In Linux, managing and manipulating text files is a common task. Two powerful utilities for this are join and split. The join command merges lines from two files based on a common field, while split breaks a large file into smaller, more manageable pieces.
Joining Files by a Common Field
The join command is a fundamental tool when you need to linux join files. By default, it combines lines from two sorted files based on an identical first field.
For example, imagine you have two files you want to merge:
file1.txt
1 John
2 Jane
3 Mary
file2.txt
1 Doe
2 Doe
3 Sue
Using the join command, you can combine them easily:
$ join file1.txt file2.txt
1 John Doe
2 Jane Doe
3 Mary Sue
As you can see, the files were joined using the common first field (1, 2, 3). For join to work correctly, the join fields in both files must be sorted.

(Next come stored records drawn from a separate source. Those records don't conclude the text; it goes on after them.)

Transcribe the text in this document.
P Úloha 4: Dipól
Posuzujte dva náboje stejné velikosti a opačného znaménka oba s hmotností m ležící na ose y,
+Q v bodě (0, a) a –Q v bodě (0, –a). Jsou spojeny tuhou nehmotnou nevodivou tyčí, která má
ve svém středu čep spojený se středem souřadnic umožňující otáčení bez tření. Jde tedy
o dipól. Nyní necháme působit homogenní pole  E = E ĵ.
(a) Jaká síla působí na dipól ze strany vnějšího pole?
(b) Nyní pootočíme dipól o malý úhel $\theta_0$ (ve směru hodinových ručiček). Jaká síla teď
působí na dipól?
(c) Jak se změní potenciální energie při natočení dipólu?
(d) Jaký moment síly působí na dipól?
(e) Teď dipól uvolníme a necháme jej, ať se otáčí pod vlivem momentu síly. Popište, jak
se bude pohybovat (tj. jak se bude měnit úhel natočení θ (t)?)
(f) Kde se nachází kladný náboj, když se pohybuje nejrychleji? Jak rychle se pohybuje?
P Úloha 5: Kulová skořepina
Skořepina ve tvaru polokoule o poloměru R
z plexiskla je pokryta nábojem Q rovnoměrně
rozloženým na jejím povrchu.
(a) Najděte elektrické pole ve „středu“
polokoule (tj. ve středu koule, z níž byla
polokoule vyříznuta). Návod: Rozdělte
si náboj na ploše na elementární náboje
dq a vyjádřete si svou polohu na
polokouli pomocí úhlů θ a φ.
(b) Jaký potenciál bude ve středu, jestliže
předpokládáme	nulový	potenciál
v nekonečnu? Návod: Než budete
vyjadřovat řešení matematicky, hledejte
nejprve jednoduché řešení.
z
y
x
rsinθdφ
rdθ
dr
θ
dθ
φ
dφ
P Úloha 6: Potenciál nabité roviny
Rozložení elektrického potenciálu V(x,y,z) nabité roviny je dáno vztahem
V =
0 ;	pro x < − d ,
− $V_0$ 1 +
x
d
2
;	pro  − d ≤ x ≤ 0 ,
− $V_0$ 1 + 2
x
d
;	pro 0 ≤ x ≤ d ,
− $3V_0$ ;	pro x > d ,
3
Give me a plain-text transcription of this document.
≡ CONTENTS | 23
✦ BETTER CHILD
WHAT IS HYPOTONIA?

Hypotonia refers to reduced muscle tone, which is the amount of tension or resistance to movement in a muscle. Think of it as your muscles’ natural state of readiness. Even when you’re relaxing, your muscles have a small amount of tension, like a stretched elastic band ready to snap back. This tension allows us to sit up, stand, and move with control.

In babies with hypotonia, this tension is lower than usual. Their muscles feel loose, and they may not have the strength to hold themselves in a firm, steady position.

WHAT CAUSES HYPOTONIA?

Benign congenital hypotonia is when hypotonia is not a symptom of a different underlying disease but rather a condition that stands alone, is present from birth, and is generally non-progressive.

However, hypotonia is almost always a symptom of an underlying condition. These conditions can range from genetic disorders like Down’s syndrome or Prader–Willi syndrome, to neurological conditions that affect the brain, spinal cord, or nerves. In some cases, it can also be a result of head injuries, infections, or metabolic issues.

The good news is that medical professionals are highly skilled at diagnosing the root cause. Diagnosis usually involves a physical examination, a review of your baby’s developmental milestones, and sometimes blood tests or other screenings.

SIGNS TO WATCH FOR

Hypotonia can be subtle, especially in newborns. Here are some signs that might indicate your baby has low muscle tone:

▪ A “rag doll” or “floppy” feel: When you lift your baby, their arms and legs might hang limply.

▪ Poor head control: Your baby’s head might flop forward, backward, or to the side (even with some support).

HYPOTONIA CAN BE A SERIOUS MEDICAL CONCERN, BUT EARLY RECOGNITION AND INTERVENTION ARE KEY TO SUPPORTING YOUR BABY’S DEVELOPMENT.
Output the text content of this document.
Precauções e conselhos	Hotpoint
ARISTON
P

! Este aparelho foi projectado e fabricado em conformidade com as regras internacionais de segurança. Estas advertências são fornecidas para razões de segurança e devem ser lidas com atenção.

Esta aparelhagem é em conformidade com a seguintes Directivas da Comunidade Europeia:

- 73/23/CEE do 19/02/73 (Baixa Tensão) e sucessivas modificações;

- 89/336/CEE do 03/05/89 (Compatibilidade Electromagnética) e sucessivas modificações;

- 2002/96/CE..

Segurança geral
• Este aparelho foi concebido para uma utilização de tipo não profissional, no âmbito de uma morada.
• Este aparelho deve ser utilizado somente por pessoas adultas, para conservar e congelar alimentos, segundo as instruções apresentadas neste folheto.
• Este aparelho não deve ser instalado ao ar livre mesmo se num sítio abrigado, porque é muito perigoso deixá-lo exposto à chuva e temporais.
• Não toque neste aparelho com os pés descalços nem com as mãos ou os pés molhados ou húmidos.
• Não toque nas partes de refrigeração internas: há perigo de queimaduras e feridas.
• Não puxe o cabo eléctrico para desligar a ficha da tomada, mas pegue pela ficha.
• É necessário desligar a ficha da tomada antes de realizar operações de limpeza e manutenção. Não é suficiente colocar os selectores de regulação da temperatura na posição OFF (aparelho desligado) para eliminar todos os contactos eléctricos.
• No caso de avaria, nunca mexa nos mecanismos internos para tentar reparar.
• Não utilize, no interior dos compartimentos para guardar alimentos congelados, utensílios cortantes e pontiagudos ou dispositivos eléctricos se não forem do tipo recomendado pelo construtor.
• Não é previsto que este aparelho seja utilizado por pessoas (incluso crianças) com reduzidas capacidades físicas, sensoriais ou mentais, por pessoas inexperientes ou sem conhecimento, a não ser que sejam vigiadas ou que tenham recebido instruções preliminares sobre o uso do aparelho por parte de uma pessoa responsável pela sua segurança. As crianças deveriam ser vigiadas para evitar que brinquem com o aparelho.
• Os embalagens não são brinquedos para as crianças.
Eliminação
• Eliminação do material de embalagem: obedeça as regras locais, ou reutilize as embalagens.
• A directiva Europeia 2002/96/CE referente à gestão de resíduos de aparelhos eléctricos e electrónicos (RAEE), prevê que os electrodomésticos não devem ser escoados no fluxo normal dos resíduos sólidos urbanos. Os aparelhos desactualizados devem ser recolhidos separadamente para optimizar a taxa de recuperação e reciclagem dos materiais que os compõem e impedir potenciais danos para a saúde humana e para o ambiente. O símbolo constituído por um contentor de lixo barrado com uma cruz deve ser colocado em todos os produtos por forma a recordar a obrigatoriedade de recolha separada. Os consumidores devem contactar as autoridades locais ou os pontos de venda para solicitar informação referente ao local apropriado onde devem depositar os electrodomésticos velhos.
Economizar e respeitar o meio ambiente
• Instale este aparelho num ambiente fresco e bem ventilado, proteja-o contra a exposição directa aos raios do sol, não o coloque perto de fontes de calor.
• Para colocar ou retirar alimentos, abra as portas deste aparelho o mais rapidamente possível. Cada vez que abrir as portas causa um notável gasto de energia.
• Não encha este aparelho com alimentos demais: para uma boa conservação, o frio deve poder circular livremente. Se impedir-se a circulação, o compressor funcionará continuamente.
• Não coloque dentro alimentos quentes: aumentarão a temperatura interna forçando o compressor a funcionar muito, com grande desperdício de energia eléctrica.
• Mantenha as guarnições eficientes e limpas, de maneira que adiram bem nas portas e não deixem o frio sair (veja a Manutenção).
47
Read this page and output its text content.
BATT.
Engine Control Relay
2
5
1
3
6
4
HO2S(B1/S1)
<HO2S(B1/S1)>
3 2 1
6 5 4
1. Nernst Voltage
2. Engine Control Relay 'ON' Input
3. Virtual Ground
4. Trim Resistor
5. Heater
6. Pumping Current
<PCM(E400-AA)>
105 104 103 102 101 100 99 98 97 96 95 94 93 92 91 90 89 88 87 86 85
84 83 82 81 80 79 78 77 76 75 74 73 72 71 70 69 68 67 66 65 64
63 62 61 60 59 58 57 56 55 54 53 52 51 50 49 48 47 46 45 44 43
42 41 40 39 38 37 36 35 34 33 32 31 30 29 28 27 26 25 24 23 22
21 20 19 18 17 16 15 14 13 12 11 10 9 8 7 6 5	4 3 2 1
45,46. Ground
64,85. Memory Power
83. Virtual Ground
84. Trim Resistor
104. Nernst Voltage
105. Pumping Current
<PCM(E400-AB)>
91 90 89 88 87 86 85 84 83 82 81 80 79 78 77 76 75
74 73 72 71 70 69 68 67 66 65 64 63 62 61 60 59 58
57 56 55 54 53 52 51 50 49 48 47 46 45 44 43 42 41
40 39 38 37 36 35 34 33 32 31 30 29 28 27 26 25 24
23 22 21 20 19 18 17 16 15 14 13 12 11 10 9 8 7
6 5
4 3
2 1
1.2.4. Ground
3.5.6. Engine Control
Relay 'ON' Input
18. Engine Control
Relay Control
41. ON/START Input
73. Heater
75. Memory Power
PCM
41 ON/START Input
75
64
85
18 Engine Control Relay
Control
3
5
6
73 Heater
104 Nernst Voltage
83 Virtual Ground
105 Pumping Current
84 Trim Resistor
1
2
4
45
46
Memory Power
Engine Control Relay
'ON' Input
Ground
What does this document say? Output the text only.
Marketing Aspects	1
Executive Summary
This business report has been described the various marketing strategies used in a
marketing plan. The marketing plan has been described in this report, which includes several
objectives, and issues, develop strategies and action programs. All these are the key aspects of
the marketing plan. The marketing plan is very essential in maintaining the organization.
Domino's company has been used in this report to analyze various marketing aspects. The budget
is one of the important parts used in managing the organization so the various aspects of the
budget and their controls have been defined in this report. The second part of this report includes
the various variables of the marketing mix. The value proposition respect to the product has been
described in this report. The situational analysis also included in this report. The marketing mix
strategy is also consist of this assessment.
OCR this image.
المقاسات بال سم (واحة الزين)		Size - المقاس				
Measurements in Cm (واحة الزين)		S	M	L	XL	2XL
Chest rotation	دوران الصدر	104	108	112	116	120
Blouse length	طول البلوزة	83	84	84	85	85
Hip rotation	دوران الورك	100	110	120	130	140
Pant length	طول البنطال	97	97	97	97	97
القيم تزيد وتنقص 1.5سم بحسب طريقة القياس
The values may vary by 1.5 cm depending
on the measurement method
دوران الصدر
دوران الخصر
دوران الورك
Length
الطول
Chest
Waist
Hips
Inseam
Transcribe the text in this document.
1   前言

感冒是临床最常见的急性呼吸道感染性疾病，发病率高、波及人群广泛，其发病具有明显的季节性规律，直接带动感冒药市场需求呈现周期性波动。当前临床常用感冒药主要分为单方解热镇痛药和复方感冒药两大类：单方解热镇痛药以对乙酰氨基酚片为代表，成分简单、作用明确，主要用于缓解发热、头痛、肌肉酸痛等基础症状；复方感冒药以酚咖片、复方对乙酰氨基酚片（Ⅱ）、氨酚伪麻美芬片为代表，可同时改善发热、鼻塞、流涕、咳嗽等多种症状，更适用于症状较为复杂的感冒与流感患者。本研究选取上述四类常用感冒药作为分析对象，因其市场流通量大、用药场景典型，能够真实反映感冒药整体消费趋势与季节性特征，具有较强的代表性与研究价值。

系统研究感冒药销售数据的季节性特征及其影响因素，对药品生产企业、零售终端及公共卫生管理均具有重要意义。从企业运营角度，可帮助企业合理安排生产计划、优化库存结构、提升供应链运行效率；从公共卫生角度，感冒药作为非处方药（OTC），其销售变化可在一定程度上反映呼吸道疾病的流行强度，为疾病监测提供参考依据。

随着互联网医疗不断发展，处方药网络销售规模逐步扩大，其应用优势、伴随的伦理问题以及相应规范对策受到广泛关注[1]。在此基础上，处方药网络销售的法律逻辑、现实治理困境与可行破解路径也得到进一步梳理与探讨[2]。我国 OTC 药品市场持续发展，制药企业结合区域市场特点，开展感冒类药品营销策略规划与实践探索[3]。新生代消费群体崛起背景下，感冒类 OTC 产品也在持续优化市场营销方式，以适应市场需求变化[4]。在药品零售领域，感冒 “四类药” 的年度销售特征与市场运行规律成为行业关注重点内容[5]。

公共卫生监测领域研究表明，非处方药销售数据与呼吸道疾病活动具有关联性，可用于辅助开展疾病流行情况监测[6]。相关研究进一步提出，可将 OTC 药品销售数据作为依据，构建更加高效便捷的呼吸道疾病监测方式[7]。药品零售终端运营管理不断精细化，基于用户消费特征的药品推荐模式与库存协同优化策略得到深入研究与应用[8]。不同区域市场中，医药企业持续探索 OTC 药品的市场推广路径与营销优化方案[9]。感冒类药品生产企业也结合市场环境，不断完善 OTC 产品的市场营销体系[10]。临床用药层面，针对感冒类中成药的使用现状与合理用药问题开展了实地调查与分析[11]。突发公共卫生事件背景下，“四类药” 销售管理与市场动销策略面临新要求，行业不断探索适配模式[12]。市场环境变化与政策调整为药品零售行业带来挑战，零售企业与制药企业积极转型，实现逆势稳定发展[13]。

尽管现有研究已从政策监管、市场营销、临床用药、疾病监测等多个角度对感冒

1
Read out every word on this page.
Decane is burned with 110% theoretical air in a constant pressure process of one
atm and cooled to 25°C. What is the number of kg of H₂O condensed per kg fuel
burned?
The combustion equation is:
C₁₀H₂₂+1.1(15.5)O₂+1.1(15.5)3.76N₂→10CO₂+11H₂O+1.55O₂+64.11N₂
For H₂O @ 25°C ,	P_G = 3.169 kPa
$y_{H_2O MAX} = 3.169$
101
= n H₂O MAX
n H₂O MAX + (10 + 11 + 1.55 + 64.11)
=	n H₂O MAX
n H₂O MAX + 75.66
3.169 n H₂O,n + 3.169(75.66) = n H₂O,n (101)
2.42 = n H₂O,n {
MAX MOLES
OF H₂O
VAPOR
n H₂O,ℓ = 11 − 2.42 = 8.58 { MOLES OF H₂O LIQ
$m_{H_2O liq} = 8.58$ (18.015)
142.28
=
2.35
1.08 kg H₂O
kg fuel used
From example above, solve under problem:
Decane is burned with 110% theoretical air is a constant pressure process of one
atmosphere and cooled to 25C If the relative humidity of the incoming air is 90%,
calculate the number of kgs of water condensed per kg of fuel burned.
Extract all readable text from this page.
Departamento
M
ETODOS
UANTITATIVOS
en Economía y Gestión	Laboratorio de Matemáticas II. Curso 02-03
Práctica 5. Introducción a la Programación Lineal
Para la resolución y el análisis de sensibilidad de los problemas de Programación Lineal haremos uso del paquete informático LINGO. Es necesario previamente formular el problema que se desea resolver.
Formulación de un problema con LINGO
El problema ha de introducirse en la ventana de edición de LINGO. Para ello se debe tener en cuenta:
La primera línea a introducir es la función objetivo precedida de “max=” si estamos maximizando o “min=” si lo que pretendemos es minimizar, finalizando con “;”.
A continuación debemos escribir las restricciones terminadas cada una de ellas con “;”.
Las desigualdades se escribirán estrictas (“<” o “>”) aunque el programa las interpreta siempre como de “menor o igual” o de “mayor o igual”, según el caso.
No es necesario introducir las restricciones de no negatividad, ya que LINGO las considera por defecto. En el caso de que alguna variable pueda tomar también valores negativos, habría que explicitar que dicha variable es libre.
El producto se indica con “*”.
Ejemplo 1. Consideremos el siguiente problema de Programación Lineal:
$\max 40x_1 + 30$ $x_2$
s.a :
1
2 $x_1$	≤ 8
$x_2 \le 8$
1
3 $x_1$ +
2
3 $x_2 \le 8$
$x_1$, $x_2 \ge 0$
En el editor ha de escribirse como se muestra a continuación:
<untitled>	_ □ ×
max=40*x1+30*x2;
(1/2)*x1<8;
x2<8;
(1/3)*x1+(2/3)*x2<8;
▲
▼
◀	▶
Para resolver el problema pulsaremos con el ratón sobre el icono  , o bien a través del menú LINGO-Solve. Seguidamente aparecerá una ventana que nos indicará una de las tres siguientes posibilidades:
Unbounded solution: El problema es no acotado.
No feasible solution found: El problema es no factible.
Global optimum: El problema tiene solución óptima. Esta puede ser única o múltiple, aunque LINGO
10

Specifying Different Join Fields
What if the common field is not the first column? You can tell join which fields to use. Consider these files:
file1.txt
John 1
Jane 2
Mary 3
file2.txt
1 Doe
2 Doe
3 Sue
Here, we need to join on the second field of file1.txt and the first field of file2.txt. The command would be:
$ join -1 2 -2 1 file1.txt file2.txt
1 John Doe
2 Jane Doe
3 Mary Sue
The -1 2 flag specifies field 2 of the first file, and -2 1 specifies field 1 of the second file.
Splitting Large Files
The split command does the opposite of joining; it divides a large file into smaller ones.
split somefile
By default, this command splits somefile into new files once a 1000-line limit is reached. The output files are named xaa, xab, and so on. You can customize this behavior, for example, by specifying a different line count with the -l flag or splitting by file size with the -b flag.